Cómo cuidar las instalaciones de gas de nuestra embarcación

Disfrutar del mar en nuestro propio barco es el sueño de muchos aficionados a la pesca. Pero puede convertirse en una pesadilla, si cuando al fin logramos comprar nuestra embarcación, olvidamos seguir una serie de pautas básicas para su mantenimiento.

Hoy queremos referirnos a las instalaciones de gas, que si bien ameritan siempre cuidado, en el caso de las embarcaciones, toda precaución es poca. No olvidemos que se trata de materiales inflamables que además, por las condiciones de uso, estarán mucho más expuestos y deben soportar el movimiento de vaivén propio del barco.

La primera medida que debemos tomar, si la bombona de gas no se encuentra conectada directamente a la cocina, será colocarla en un espacio aireado y alejado del interior.

Las embarcaciones modernas están equipadas con un cofre, ubicado en la bañera, que por lo general tiene espacio para colocar la bombona de uso actual y la de repuesto. Este compartimento debe tener un agujero en su parte inferior, situado por encima de la línea de flotación, que permita la evacuación del gas y del agua.

Debemos tener mucho cuidado de que el tubo flexible de conducción de la bombona esté resguardado de otros elementos, como cabos, fundas y cadenas, que puedan presionarlo o desconectarlo. Como norma de seguridad, se aconseja cambiar este tubo anualmente, aunque no se haya cumplido su fecha de caducidad.

Una correcta instalación de gas constará de un tubo rígido, que conecte el compartimento del gas con la cocina, terminado en dos segmentos de tubo flexible que se acoplarán a la bombona y a la cocina, respectivamente.

También debemos comprobar que no existan fugas de gas de manera regular. La forma más práctica de hacerlo es cubriendo la superficie del tubo con agua jabonosa; si en algún segmento del tubo o en las juntas se forman burbujas, será indicativo de que hay una pérdida. En ese caso deberemos reemplazar la pieza inmediatamente. Por otra parte, si queremos comprobar el funcionamiento de la válvula, emplearemos un punzón de madera o plástico. Si además se requiere reparar o comprobar la ausencia de fugas de la conducción interior, debemos recurrir a un profesional que pueda hacerlo utilizando equipos de aire comprimido.

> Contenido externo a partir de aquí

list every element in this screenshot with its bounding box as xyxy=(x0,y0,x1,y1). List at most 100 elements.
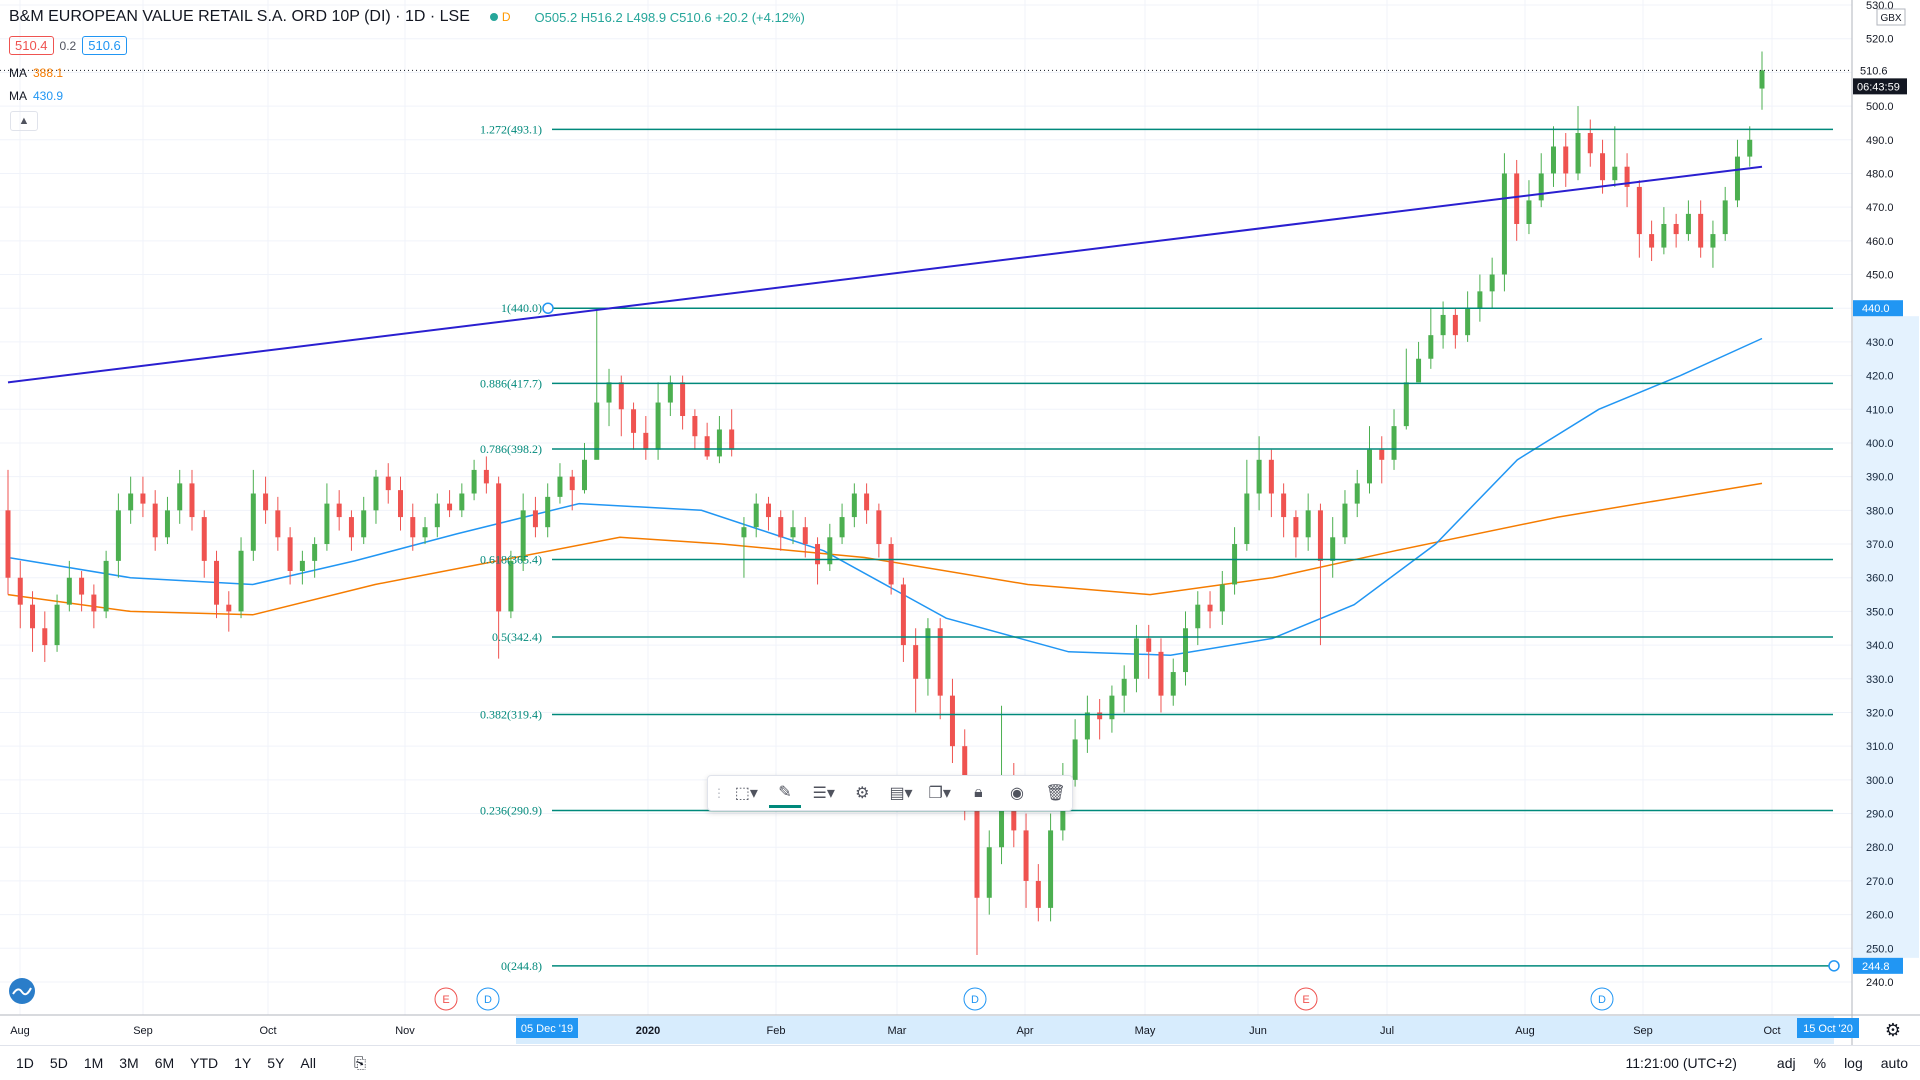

Tampoco podemos descuidar la limpieza de los grifos y los quemadores después de cada uso, y en periodos establecidos si no se ha utilizado el sistema de gas en un tiempo. En esos casos, es preferible que desembarquemos la bombona y la mantengamos en un sitio aireado y seco, y solo la subamos abordo cuando pensamos realizar un viaje más largo o hayamos planeado utilizarla. Asimismo, al desconectar la bombona, se recomienda envolver el regulador con una bolsa de plástico, para evitar que se ensucie y tapone con partículas de polvo y arena.

Por último, es una práctica muy conveniente aplicar vaselina a los reguladores, pues por lo general están fabricados en aluminio y son muy propensos a la corrosión.

Ahora que ya nos hemos cerciorado de que nuestra instalación de gas cumple con todos los requisitos de seguridad, pasemos revista a la cocina. En las grandes embarcaciones podemos encontrar equipos de lujo, pero en la mayor parte de los casos, el montaje consistirá en un simple infiernillo.

Al momento de elegirlo, optaremos, preferiblemente, por quemadores que cuenten con un dispositivo de seguridad térmica. Con respecto a su ubicación, se recomienda colocar el infiernillo sobre un cardan que le aporte estabilidad en caso de que enfrentemos marejadas. De la misma manera, los implementos de cocina deben estar guardados y contar con cierta sujeción, para evitar accidentes por el movimiento de la embarcación.

Como consejo final, se sugiere instalar un detector de gases, y comprobar diariamente su funcionamiento. Este dispositivo debe ubicarse en la parte baja del barco, resguardado del agua.